人事部門が時間をかけて行っていた単純作業を自動化することで、スピーディかつ正確な処理が可能です。また、業務の効率化によって人件費の削減につながるという、経営面から見たメリットもあります。
2.正確な人材配置
メリットの2つ目は、様々な点に配慮して決定する必要がある人材配置を、正確かつ迅速に行えることです。
人材配置の業務は、それぞれの社員が経験してきたプロジェクトや性格・交流関係など、判断基準が多岐にわたるケースも少なくありません。
人材配置の際に必要となる社員の情報を細かく管理できる人事管理システムを利用することで、正確かつ迅速な業務につながります。また、社員の持つスキルや能力のマネジメントを行うことが可能です。
3.より効果の高い人材育成
より効果の高い人材育成を期待できる点も、メリットのひとつです。
人材管理システムでは、社員一人ひとりの能力や実績などの細かい情報をデータベースに集積し、それらのデータをもとに社員の評価を行うことが可能です。
具体的なデータに裏付けられた評価を行うことで、評価を受ける社員の納得度も上がります。適正な評価は、社員のモチベーションアップや生産性の向上にもつながるでしょう。
4.法改正への柔軟な対応
法律改正にともなう大幅な制度の変更への対応は、人事部門で手間のかかる業務のひとつではないでしょうか。
改正される法律や税率にリアルタイムで対応する人材管理システムを利用すれば、法律が改正された場合でも適切な対応が可能です。
業務の大幅な効率化だけでなく、社員のよりよい就業環境を整えるための新たな施策を作成しやすくなることもメリットです。
5.セキュリティ面の強化
セキュリティ面の強化を図れることもメリットのひとつです。
社員の氏名や住所などの個人情報や、社外秘の機密情報を多く扱う人事部門では、データ管理にともなう強固なセキュリティは必須と言えるでしょう。

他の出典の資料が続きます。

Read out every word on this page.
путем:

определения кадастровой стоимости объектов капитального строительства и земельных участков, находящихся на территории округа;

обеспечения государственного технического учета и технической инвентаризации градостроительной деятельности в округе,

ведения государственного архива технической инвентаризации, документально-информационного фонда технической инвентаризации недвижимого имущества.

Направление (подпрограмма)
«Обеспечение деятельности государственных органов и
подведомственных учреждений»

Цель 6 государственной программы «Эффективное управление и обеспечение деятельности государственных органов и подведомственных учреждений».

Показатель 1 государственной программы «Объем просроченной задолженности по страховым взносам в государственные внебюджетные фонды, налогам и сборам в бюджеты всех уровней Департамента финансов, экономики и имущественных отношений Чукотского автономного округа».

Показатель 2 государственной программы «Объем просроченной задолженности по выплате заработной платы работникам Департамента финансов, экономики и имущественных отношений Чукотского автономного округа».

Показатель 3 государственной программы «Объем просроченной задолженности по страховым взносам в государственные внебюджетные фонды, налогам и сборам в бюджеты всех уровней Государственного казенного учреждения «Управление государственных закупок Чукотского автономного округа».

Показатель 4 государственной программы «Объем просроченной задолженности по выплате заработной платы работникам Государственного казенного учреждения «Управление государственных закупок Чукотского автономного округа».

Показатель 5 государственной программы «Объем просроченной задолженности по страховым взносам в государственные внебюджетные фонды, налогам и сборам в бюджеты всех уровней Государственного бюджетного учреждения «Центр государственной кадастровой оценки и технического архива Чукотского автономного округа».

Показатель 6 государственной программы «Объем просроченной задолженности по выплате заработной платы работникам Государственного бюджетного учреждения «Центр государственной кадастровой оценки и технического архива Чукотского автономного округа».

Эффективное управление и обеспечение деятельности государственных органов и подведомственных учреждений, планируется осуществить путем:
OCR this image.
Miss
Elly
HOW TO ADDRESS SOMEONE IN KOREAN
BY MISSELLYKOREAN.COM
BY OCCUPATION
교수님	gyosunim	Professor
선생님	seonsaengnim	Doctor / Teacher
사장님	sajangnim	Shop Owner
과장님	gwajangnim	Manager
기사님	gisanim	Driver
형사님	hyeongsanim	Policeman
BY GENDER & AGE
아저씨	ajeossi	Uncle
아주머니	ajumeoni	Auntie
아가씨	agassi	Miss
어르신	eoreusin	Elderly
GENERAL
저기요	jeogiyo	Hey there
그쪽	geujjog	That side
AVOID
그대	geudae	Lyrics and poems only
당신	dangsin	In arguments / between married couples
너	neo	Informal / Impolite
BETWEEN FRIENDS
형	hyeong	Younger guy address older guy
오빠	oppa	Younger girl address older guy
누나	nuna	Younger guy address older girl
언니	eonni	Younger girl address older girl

その点、人事管理システムには様々なセキュリティ機能が備わっています。主なセキュリティは、以下の通りです。
- 操作ログを保存できるため、早い段階でトラブルを発見できる
- ユーザーごとにパスワードを設定できる
人事管理システムでセキュリティを強化し、機密情報を守ることもできます。
人事管理システムを導入する際の注意点
人事管理システムには多くのメリットがある一方で、導入にあたって気をつけておきたいポイントもあります。ここでは、導入する際の注意点について見ていきましょう。
機能が多すぎると慣れるまでに時間がかかる
機能が多いシステムを選んだ場合、使いこなすまでに一定の時間がかかる可能性があります。例えば、端末操作を苦手とする社員がいる場合は、特に配慮が必要でしょう。
そのため、サポート体制が充実したシステムを選択したり、社内に専用のヘルプデスクを設置したりするなどの対策を講じておくことが大切です。
導入や連携が難しいものもある
システムを利用するためのデータベースの構築などは、専門知識を持たない担当者にとっては難易度の高い作業です。
スムーズにシステムを導入するため、技術的な不安がある場合は、導入や連携について手厚いサポートを受けられるシステムを検討するのがおすすめです。
人事管理システムの選び方を生かして最適な管理体制を
人事管理システムは、便利な機能が利用できることはもちろん、業務の効率化や人件費の削減・的確な人材配置・効果的な人材育成などのメリットがあります。
幅広い機能を備えた人事管理システムがあるので、導入の際はぜひ今回ご紹介した選び方を参考にしてみてください。自社のニーズや現状に合わせたシステムを選び、最適な管理体制を整えることをおすすめします。